# Help removing concrete overpour from a concrete slab



## SpartanTom (Jun 10, 2015)

I'm working on a large (6 acre) tilt-up building, and now that we are rounding the bend to the finish, my foreman has given me the task of removing the (now cured, some as old as 9 months) concrete splatter and overpour from the finished concrete slab floor. There's more to remove than I care to think about.
Of course the easier solution would have been to clean it when the mess was made, but that's neither here nor there.
The overpour and splatter ranges from between an 1/32" to 1/8" in thickness, and it's stuck pretty good. I've been using a long handled scraper, a razor scraper and a shingle removing scraper, per instructions.
I'm hoping someone might have some hints or tips to make this job easier or faster (google doesn't really help when you search "removing concrete from concrete floor. :-/ )
My only caveat is that whatever solution I can find can't damage the finished floor I'm cleaning,

Thanks for your time!


----------



## griz (Nov 26, 2009)

Seems like an odd job for a commercial carpenter.

Something more like a laborer would do.

Get a wide chisel for a Roto Hammer and put a single bevel edge on it.

Keep it sharp and use a low angle of attack.


----------



## SpartanTom (Jun 10, 2015)

Odd job? Yeah, from your mouth to God's ears. Not sure I can get away with a rotohammer on the floor. It's one of the superintendant's sticky points. Thanks!



griz said:


> Seems like an odd job for a commercial carpenter.
> 
> Something more like a laborer would do.
> 
> ...


----------



## griz (Nov 26, 2009)

You won't cause anymore damage with the single edge bevel chisel than your scrapers.

If the spatter has bonded to the slab any method you try will cause pock marks.

Get an outfit that grinds/polishes concrete slabs to clean it up.
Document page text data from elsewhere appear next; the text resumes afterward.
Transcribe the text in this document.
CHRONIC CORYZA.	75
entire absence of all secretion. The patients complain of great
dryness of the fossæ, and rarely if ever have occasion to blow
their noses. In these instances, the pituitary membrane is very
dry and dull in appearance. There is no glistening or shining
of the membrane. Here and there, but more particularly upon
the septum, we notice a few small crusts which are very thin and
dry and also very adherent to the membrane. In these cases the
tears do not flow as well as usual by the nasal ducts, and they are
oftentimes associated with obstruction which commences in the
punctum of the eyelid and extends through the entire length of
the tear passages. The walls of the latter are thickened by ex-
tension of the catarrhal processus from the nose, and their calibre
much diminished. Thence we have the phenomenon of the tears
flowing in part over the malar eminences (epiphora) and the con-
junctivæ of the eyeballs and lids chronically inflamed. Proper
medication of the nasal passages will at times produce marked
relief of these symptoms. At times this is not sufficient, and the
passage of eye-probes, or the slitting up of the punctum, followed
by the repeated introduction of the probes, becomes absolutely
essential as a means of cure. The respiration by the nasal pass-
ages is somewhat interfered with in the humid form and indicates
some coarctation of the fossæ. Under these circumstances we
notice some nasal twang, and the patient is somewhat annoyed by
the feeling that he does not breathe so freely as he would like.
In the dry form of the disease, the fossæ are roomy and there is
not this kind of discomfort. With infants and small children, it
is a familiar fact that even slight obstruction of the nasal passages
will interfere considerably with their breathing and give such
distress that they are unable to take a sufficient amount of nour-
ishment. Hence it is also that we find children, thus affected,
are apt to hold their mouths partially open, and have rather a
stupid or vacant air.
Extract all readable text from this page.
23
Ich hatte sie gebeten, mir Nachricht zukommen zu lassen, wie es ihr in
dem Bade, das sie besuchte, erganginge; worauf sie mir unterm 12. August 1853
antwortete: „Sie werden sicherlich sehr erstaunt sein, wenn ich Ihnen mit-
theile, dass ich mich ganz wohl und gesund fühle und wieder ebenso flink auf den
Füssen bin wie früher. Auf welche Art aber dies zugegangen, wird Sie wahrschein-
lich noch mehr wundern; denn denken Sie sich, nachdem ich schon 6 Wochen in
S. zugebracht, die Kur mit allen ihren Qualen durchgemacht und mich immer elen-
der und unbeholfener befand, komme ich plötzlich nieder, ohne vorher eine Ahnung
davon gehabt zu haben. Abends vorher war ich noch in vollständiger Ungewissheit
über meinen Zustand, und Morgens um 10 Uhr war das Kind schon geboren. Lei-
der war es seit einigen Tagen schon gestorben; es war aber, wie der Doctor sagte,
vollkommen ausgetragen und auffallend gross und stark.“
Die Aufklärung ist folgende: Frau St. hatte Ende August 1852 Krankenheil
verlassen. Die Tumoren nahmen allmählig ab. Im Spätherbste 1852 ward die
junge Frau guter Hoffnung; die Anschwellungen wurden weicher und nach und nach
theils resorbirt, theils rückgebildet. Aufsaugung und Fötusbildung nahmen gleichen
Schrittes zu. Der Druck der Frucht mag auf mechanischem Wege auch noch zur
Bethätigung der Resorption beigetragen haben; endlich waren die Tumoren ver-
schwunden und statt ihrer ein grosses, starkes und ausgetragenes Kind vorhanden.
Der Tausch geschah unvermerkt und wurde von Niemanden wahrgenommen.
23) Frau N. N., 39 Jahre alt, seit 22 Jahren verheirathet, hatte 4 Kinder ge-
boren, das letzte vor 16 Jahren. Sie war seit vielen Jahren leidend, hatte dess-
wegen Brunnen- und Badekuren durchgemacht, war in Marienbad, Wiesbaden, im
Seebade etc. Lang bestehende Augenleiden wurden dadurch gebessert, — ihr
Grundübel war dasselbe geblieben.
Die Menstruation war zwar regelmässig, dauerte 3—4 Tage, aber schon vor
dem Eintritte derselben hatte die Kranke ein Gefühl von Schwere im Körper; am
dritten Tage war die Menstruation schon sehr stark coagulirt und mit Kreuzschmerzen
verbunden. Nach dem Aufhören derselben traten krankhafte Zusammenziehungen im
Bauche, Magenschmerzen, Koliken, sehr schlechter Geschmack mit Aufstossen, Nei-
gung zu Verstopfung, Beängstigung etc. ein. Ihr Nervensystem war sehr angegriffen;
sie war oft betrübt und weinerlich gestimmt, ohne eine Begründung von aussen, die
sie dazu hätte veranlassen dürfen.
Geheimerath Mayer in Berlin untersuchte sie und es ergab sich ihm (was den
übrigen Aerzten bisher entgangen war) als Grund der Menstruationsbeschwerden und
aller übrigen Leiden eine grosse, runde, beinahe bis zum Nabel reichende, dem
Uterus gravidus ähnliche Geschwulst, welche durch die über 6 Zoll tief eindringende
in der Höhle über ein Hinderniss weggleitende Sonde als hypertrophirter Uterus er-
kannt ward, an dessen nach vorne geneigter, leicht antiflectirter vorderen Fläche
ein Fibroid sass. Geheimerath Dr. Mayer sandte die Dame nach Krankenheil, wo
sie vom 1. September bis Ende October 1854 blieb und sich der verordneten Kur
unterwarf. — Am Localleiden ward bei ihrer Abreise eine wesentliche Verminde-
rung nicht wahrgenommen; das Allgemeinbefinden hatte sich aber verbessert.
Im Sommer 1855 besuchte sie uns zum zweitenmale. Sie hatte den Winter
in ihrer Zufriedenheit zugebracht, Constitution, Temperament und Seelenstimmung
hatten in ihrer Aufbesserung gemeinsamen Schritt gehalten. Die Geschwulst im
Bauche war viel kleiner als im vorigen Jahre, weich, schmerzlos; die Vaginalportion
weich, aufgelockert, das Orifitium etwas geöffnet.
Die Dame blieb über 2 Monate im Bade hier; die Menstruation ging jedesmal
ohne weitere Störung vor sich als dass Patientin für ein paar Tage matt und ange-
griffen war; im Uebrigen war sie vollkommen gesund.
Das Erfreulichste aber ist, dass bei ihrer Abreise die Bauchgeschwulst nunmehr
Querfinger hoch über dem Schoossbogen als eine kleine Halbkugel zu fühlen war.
Odd your super is so concerned about the floor now and didn't have you guys clean the spatter when it was wet.


----------



## greg24k (May 19, 2007)

You can rent a concrete grinder it will take that off in no time. They got different sizes depending on the area to be removed. I rented from HD a 10" one a while back, that beast took care of everything in no time.


----------



## heavyc (Jul 2, 2013)

Use a Booger Hog they are the answer. We have several. Made by the same company that makes Mud Hog and Grout Hog.


----------



## pritch (Nov 2, 2008)

I blame the Super. Any Super worth his salt would have guys cleaning as they go. And he should have been liberal with the bond-breaker, too. We have a few floor polishers that we put a really coarse sandpaper on, that works pretty good, but shred easily if you go over very rough stuff.


----------



## CJKarl (Nov 21, 2006)

Tell the super to clean it.


----------



## Creter (Oct 13, 2009)

heavyc said:


> Use a Booger Hog they are the answer. We have several. Made by the same company that makes Mud Hog and Grout Hog.


heh, who knew? Learn something new everyday.

Thanks! :thumbsup:


----------



## NYCB (Sep 20, 2010)

ATV with a freshly sharpened snow plow?


----------



## Elyrain (Dec 17, 2007)

Sorry I'm late to the party. Try to spray it with muriatic acid then wait five minutes then use a scraper. Dilute the MA with 1 part water. It may discolor the slab a little but concrete is rarely a true uniformed color. Wear a mask. After you scrape it off flush with water. 

You can buy the stuff in the pool section at hd, bout 5$ a gallon.


----------